The comments were made by representatives of the WHO Regional Committee for Europe, holding a meeting in Vilnius this week.
"Over the last decade Europe has been reducing the consumption of alcohol by almost 2 percent annually. In Lithuania, it has been increasing in regularity," Gauden Galea, director of the Division of Non-communicable Diseases and Life-course, told journalists on Monday.
Without identifying specific countries, he said that the largest alcohol consumption level recorded by the WHO is 17.7 liters of pure ethyl alcohol per adult person.
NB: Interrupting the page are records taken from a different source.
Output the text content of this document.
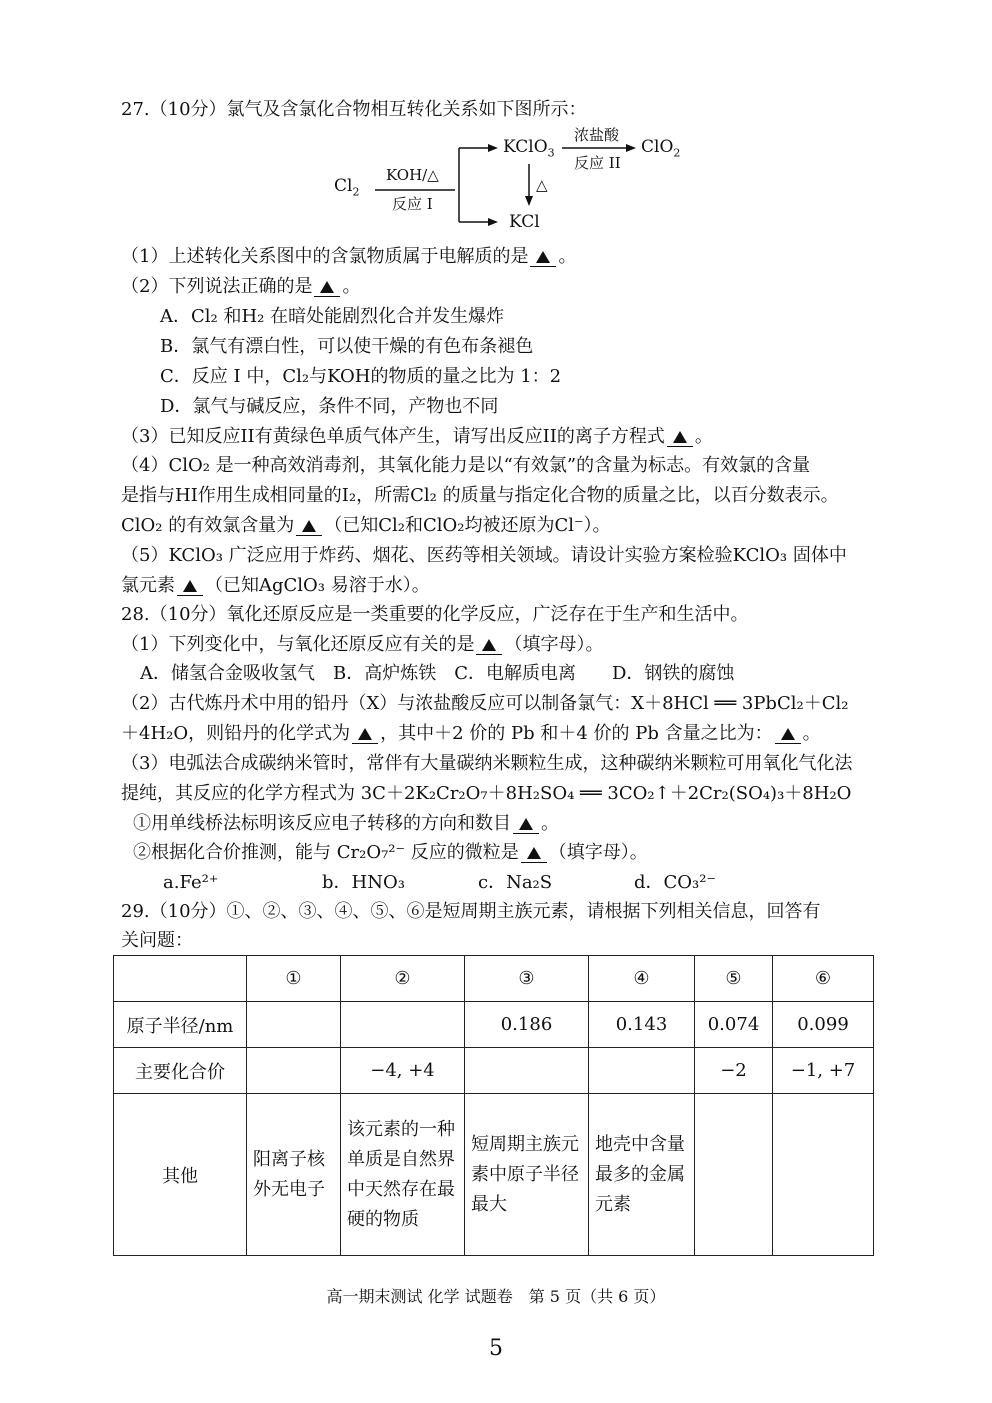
27.（10分）氯气及含氯化合物相互转化关系如下图所示：
$Cl_2$
KOH/△
反应 I
KClO$_3$
浓盐酸
反应 II
ClO$_2$
△
KCl
（1）上述转化关系图中的含氯物质属于电解质的是 。
（2）下列说法正确的是 。
A．Cl₂ 和H₂ 在暗处能剧烈化合并发生爆炸
B．氯气有漂白性，可以使干燥的有色布条褪色
C．反应 I 中，Cl₂与KOH的物质的量之比为 1：2
D．氯气与碱反应，条件不同，产物也不同
（3）已知反应II有黄绿色单质气体产生，请写出反应II的离子方程式 。
（4）ClO₂ 是一种高效消毒剂，其氧化能力是以“有效氯”的含量为标志。有效氯的含量
是指与HI作用生成相同量的I₂，所需Cl₂ 的质量与指定化合物的质量之比，以百分数表示。
ClO₂ 的有效氯含量为 （已知Cl₂和ClO₂均被还原为Cl⁻）。
（5）KClO₃ 广泛应用于炸药、烟花、医药等相关领域。请设计实验方案检验KClO₃ 固体中
氯元素 （已知AgClO₃ 易溶于水）。
28.（10分）氧化还原反应是一类重要的化学反应，广泛存在于生产和生活中。
（1）下列变化中，与氧化还原反应有关的是 （填字母）。
A．储氢合金吸收氢气　B．高炉炼铁　C．电解质电离　　D．钢铁的腐蚀
（2）古代炼丹术中用的铅丹（X）与浓盐酸反应可以制备氯气：X＋8HCl ══ 3PbCl₂＋Cl₂
＋4H₂O，则铅丹的化学式为 ，其中＋2 价的 Pb 和＋4 价的 Pb 含量之比为： 。
（3）电弧法合成碳纳米管时，常伴有大量碳纳米颗粒生成，这种碳纳米颗粒可用氧化气化法
提纯，其反应的化学方程式为 3C＋2K₂Cr₂O₇＋8H₂SO₄ ══ 3CO₂↑＋2Cr₂(SO₄)₃＋8H₂O
①用单线桥法标明该反应电子转移的方向和数目 。
②根据化合价推测，能与 Cr₂O₇²⁻ 反应的微粒是 （填字母）。
a.Fe²⁺	b．HNO₃	c．Na₂S	d．CO₃²⁻
29.（10分）①、②、③、④、⑤、⑥是短周期主族元素，请根据下列相关信息，回答有
关问题：
	①	②	③	④	⑤	⑥
原子半径/nm			0.186	0.143	0.074	0.099
主要化合价		−4, +4			−2	−1, +7
其他	阳离子核外无电子	该元素的一种单质是自然界中天然存在最硬的物质	短周期主族元素中原子半径最大	地壳中含量最多的金属元素		
高一期末测试 化学 试题卷　第 5 页（共 6 页）
5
In countries with wine consumption traditions, for example, Italy, the amount stands at 6-7 liters. Meanwhile, in Lithuania one adult consumes on average 15.4 liters of pure alcohol a year, which is more than in the major part of Europe.
"When you see that in relation to our estimates of premature deaths, years of live lost before the life expectancy, Lithuania globally is in the top of 20 percent," Galea said.
The expert believes Lithuania should continue fight against illegal sale of alcohol to young people, stating that increasing alcohol excises is the key measure for making alcohol too expensive for young people.
Kristina Mauer-Stender, program manager for tobacco control at the WHO Regional Office for Europe, said Europe is the leading continent in terms of the number of adult smokers. According to the 2014 figures, 28 percent, or almost 200 million, people in Europe smoked, with the number down by 50 million over the last 15 years. The good news for Lithuania is that the number of smokers here has dropped to 24 percent last year from 27 percent in 2012.
"The less good news is that still 24 proc. of Lithuanian males die as a result of tobacco-related diseases. This is a very very high number, if globally the number is 12 percent. Even worse news is that if we look at the younger generation (...). Once we see boys in the age group of 15 years old, 34 percent of them smoke at least once per week. It's warning news for Lithuania," the experts said.